On July 15, as reported by Mountain Xpress, some 50 protestors gathered in Pritchard Park in downtown Asheville in a march on the Federal Building. Organized by local groups, including NIRS, Katuah Earth First!, the Blue Ridge Environmental Defense League, the Mountain Protectors Campaign and the New South Network of War Resisters, activists carrying signs and a large nuclear waste cask, marched with the message that storage or transportation of nuclear waste through WNC will not be accepted.
In March, the Madison County Board of Commissioners adopted a resolution opposing transportation of nuclear waste through the county or its storage at the proposed Sandy Mush site. The resolution notes, among other points, that “the development of a storage site at Sandy Mush would destroy the agricultural and residential nature of the area.” It also notes that upon leaving the commercial enterprises that created it, nuclear spent fuel becomes “the financial and disposal responsibility of the American taxpayer.”
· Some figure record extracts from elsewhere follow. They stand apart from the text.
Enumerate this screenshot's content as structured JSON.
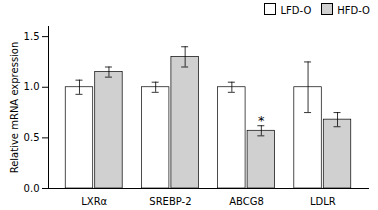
{
  "chart_data": {
    "type": "bar",
    "categories": [
      "LXRα",
      "SREBP-2",
      "ABCG8",
      "LDLR"
    ],
    "series": [
      {
        "name": "LFD-O",
        "color": "#ffffff",
        "values": [
          1.0,
          1.0,
          1.0,
          1.0
        ],
        "errors": [
          0.07,
          0.05,
          0.05,
          0.25
        ]
      },
      {
        "name": "HFD-O",
        "color": "#d0d0d0",
        "values": [
          1.15,
          1.3,
          0.57,
          0.68
        ],
        "errors": [
          0.05,
          0.1,
          0.05,
          0.07
        ]
      }
    ],
    "ylabel": "Relative mRNA expression",
    "ylim": [
      0,
      1.6
    ],
    "yticks": [
      {
        "value": 0,
        "label": "0.0"
      },
      0.5,
      {
        "value": 1.0,
        "label": "1.0"
      },
      1.5
    ],
    "legend": "upper right",
    "annotations": [
      {
        "text": "*",
        "category": "ABCG8",
        "series": "HFD-O"
      }
    ]
  }
}
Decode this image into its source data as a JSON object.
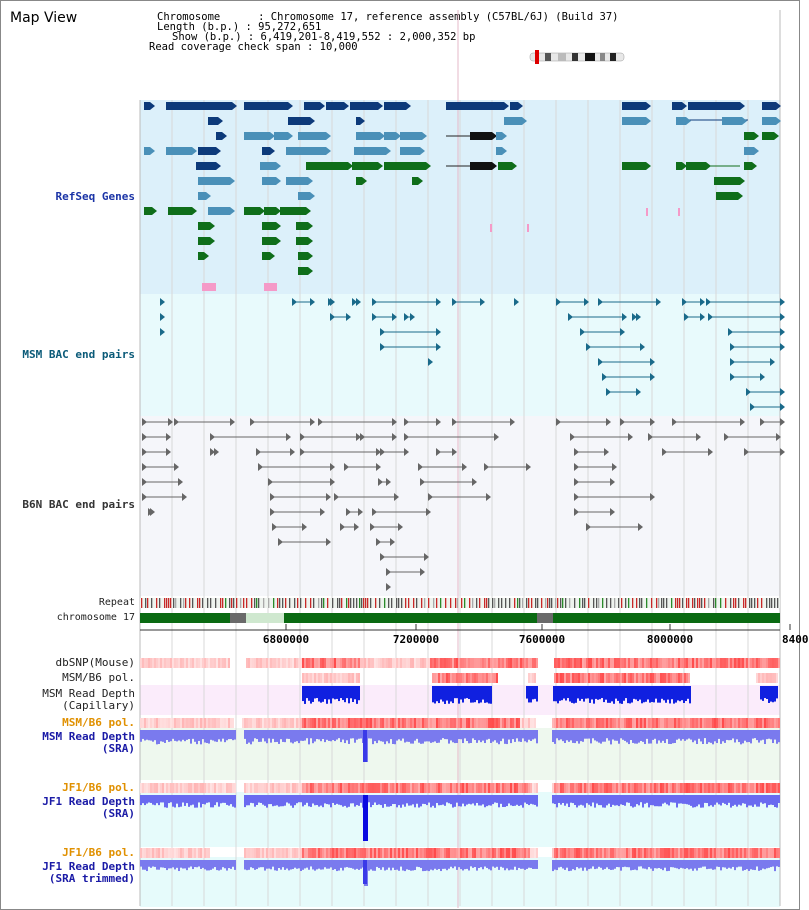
{
  "title": "Map View",
  "info": {
    "chromosome": "Chromosome      : Chromosome 17, reference assembly (C57BL/6J) (Build 37)",
    "length": "Length (b.p.) : 95,272,651",
    "show": "Show (b.p.) : 6,419,201-8,419,552 : 2,000,352 bp",
    "coverage": "Read coverage check span : 10,000"
  },
  "tracks": {
    "refseq": "RefSeq Genes",
    "msm_bac": "MSM BAC end pairs",
    "b6n_bac": "B6N BAC end pairs",
    "repeat": "Repeat",
    "chrom": "chromosome 17",
    "dbsnp": "dbSNP(Mouse)",
    "msm_b6_pol_1": "MSM/B6 pol.",
    "msm_depth_cap": "MSM Read Depth\n(Capillary)",
    "msm_b6_pol_2": "MSM/B6 pol.",
    "msm_depth_sra": "MSM Read Depth\n(SRA)",
    "jf1_b6_pol_1": "JF1/B6 pol.",
    "jf1_depth_sra": "JF1 Read Depth\n(SRA)",
    "jf1_b6_pol_2": "JF1/B6 pol.",
    "jf1_depth_trim": "JF1 Read Depth\n(SRA trimmed)"
  },
  "axis": {
    "ticks": [
      "6800000",
      "7200000",
      "7600000",
      "8000000",
      "8400"
    ]
  },
  "colors": {
    "refseq_bg": "#dcf0fa",
    "msm_bac_bg": "#e8fafc",
    "b6n_bg": "#f5f6fa",
    "navy_gene": "#0d3a7a",
    "mid_gene": "#4a90b8",
    "green_gene": "#0f6e1a",
    "chrom_green": "#0a6a12"
  }
}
Still, there are powerful interests supporting development of the Southeast as a nuclear center and some indications that decisions at the highest levels are being made without the full knowledge of citizens. The Third Infantry Division Highway (a.k.a. I-3) network under development as part of a national homeland security policy links the entire region from the coast of Georgia to the nuclear research facility in Oakridge, Tenn., including most likely a corridor connecting the Savannah River Site and WNC.
Supporters of a reprocessing facility in the region, which include many from the business community, local chambers of commerce, and even colleges, say that it would be an economic boon.
“They want money and jobs, of course,” said Olson. “And yes, it could bring jobs. But we have to consider, it won't necessarily be more jobs, just different jobs, because many of the occupations we have now would go away. Farming, hiking, water sports, crafts, festivals, arts are all part of our current economy. Don't we have a right to protect that?”